Don't be a Career Barbie
Several years ago, one of the authors of Women Don’t Ask, Linda Babcock, joined with a group of grad students and lodged a complaint against Carnegie Mellon University claiming that only men in the university’s PhD program in economics were teaching courses on their own, whereas the women were working only as teaching assistants.
When Babcock took the complaint to her boss, she learned there was a very simple explanation: “The dean said each of the guys had come to him and said, ‘I want to teach a course,’ and none of the women had done that. The female students had expected someone to send around an e-mail saying, ‘Who wants to teach?’”
This is double-edged: the dean and the university were operating through the gauze of unconscious bias, and perhaps by now it is more proactive–conscious–about reaching out to women. The women were behaving along gender lines too, and hesitating to ask.
We women on average hate selling as much as we hate being sold. Research and stories like Babcock’s reveal our distaste for anything that smells like bragging and trying to get a leg up.
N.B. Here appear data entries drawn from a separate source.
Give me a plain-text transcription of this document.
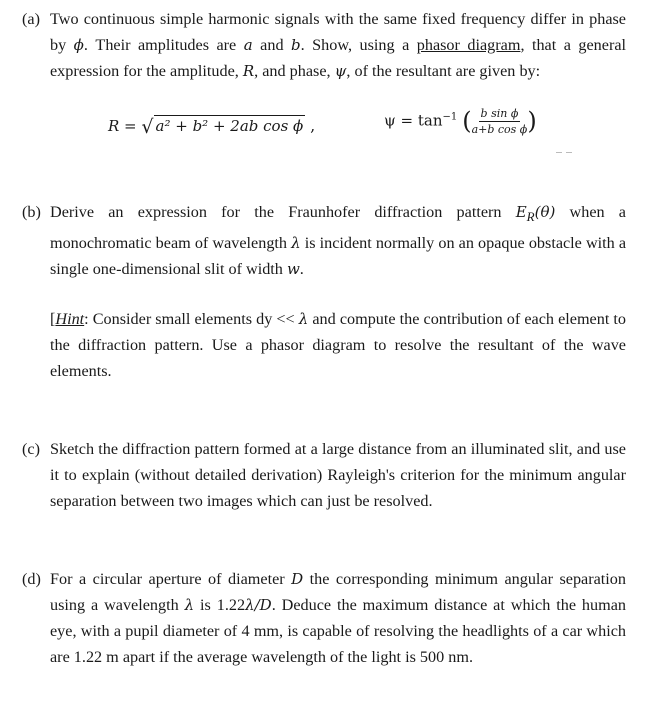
(a) Two continuous simple harmonic signals with the same fixed frequency differ in phase by ϕ. Their amplitudes are a and b. Show, using a phasor diagram, that a general expression for the amplitude, R, and phase, ψ, of the resultant are given by:
R = √ a² + b² + 2ab cos ϕ ,	$\psi = \tan^{-1}$ ( $\frac{\text{b sin ϕ}}{\text{a+b cos ϕ}}$ )
(b) Derive an expression for the Fraunhofer diffraction pattern $E_R(\theta)$ when a monochromatic beam of wavelength λ is incident normally on an opaque obstacle with a single one-dimensional slit of width w.
[Hint: Consider small elements dy << λ and compute the contribution of each element to the diffraction pattern. Use a phasor diagram to resolve the resultant of the wave elements.
(c) Sketch the diffraction pattern formed at a large distance from an illuminated slit, and use it to explain (without detailed derivation) Rayleigh's criterion for the minimum angular separation between two images which can just be resolved.
(d) For a circular aperture of diameter D the corresponding minimum angular separation using a wavelength λ is 1.22λ/D. Deduce the maximum distance at which the human eye, with a pupil diameter of 4 mm, is capable of resolving the headlights of a car which are 1.22 m apart if the average wavelength of the light is 500 nm.
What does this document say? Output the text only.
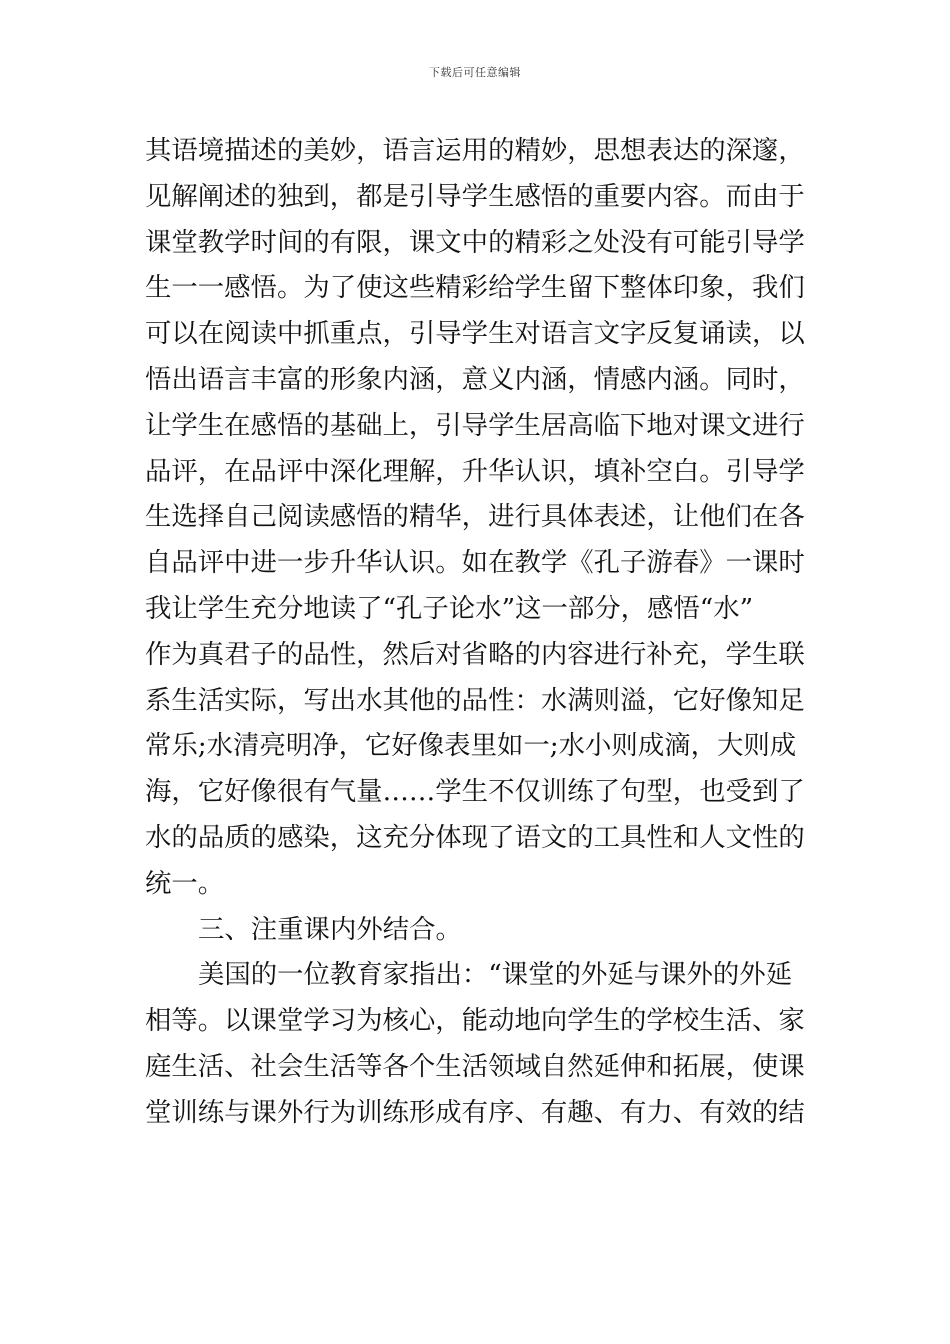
下载后可任意编辑
其语境描述的美妙，语言运用的精妙，思想表达的深邃，
见解阐述的独到，都是引导学生感悟的重要内容。而由于
课堂教学时间的有限，课文中的精彩之处没有可能引导学
生一一感悟。为了使这些精彩给学生留下整体印象，我们
可以在阅读中抓重点，引导学生对语言文字反复诵读，以
悟出语言丰富的形象内涵，意义内涵，情感内涵。同时，
让学生在感悟的基础上，引导学生居高临下地对课文进行
品评，在品评中深化理解，升华认识，填补空白。引导学
生选择自己阅读感悟的精华，进行具体表述，让他们在各
自品评中进一步升华认识。如在教学《孔子游春》一课时
我让学生充分地读了“孔子论水”这一部分，感悟“水”
作为真君子的品性，然后对省略的内容进行补充，学生联
系生活实际，写出水其他的品性：水满则溢，它好像知足
常乐;水清亮明净，它好像表里如一;水小则成滴，大则成
海，它好像很有气量……学生不仅训练了句型，也受到了
水的品质的感染，这充分体现了语文的工具性和人文性的
统一。
三、注重课内外结合。
美国的一位教育家指出：“课堂的外延与课外的外延
相等。以课堂学习为核心，能动地向学生的学校生活、家
庭生活、社会生活等各个生活领域自然延伸和拓展，使课
堂训练与课外行为训练形成有序、有趣、有力、有效的结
And when business owners or coworkers talk about their latest successes and highlight their accomplishments, we cringe inside. Maybe we leave the room. And yes, sometimes we’re a bit jealous.
So we don’t like asking, and when we do ask we ask for less. And we don’t like singing our own praises, even when to do so would result in outcomes that might make us happy or rich or both.
And we certainly don’t like hearing others boast, especially women, because it just not what women are supposed to do.
And yet somehow we don’t mind that big business gets happily rich off of that very fear and loathing, as Lea Goldman writes in Marie Claire:
[...] being a woman in this country has become an increasingly expensive proposition. It’s not just dry cleaning and haircuts where women get socked: We pay more for home mortgages, health insurance, and cars and car repairs (even when we mind our credit, eat right and exercise, and do our homework), not to mention everyday items like deodorant and disposable razors. California, which in 1996 became the first state to ban gender pricing, found that women paid about $1,351 annually in extra costs and fees.
Apply that figure to the rest of the women in the country and the total burden is staggering — roughly $151 billion in markups, more than what the federal government spent on education last year and greater than the budgets of 43 states.
In our careers and livelihoods where this is most relevant, if we adhere to the Madison Avenue leadership model that advises paying strict attention to our hair, makeup, clothing, and modulating our voices and playing nice, we become career mannequins.